Today, American stocks are expensive, trading at a cyclically adjusted price earnings ratio of 27, which implies annual returns over the next decade of about 1%. That makes the U.S. the most expensive major world market by a wide margin. By comparison, the U.K., France and Canada trade at CAPEs of 13, 15 and 18, respectively, implying annual returns over the coming decade of 7.2%, 6.7% and 5.1%.

These forecasts — like all market forecasts — should be taken with a grain of salt. The numbers do, however, suggest American stocks might fare more like the national soccer team than the national basketball team relative to the rest of the world in the coming years.

So with no more ado, here are 10 international stocks poised outperform ‘Murica.

BP 

Country: United Kingdom

Forward P/E Ratio:12

I’ll start with oil supermajor BP Plc (ADR) (NYSE:BP). BP’s relationship with the U.S. of A is, shall we say, “complicated” following the Deepwater Horizon oil spill. The spill caused billions of dollars of damage to the Gulf of Mexico coast and made BP into something of a pariah among Americans.

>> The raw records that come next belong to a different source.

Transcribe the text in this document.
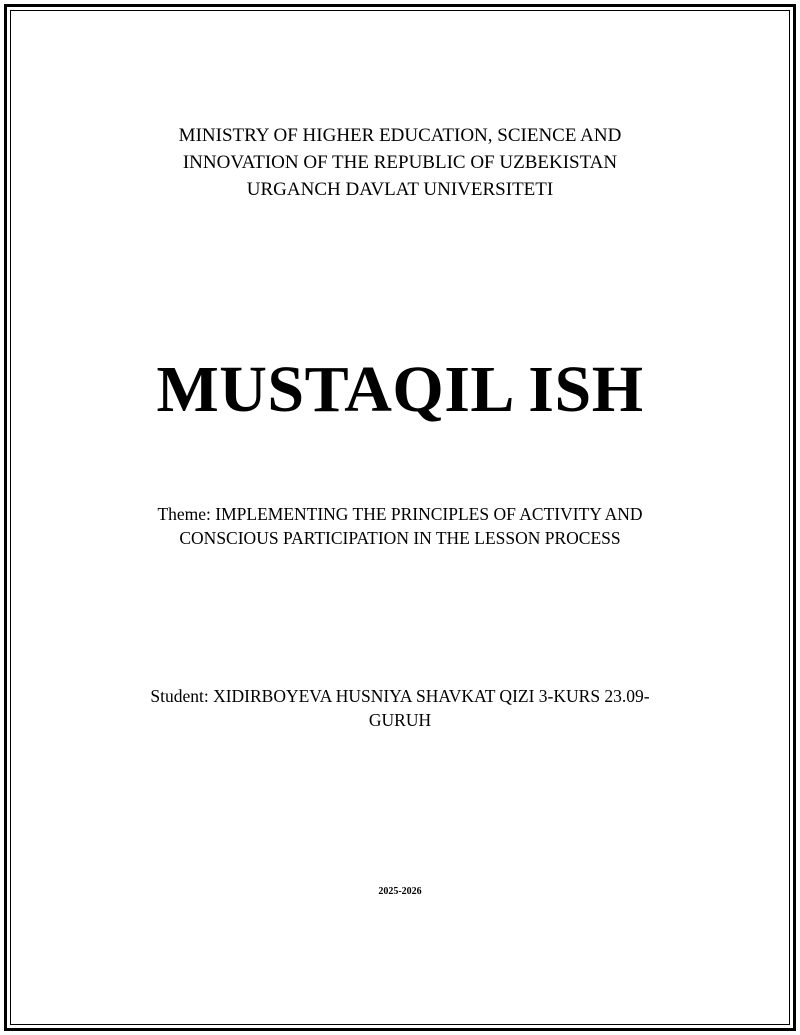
MINISTRY OF HIGHER EDUCATION, SCIENCE AND
INNOVATION OF THE REPUBLIC OF UZBEKISTAN
URGANCH DAVLAT UNIVERSITETI
MUSTAQIL ISH
Theme: IMPLEMENTING THE PRINCIPLES OF ACTIVITY AND CONSCIOUS PARTICIPATION IN THE LESSON PROCESS
Student: XIDIRBOYEVA HUSNIYA SHAVKAT QIZI 3-KURS 23.09-GURUH
2025-2026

But in the six years that have passed, BP has slowly waded through the legal and regulatory mess and has emerged as a viable, if not smaller, energy major. The lingering effects of the oil spill has caused BP stock to trade at a discount to its supermajor peers, but as time passes that discount should continue to narrow.

Today, BP trades at prices it first saw in the mid-1990s. It trades for 12 times next year’s expected earnings and at a dividend yield of 7%. As a point of comparison, U.S. supermajor Exxon Mobil Corporation (NYSE:XOM) trades for nearly 20 times expected earnings and yields 3.5%.

Starting at these prices, I would expect BP to crush its American competition.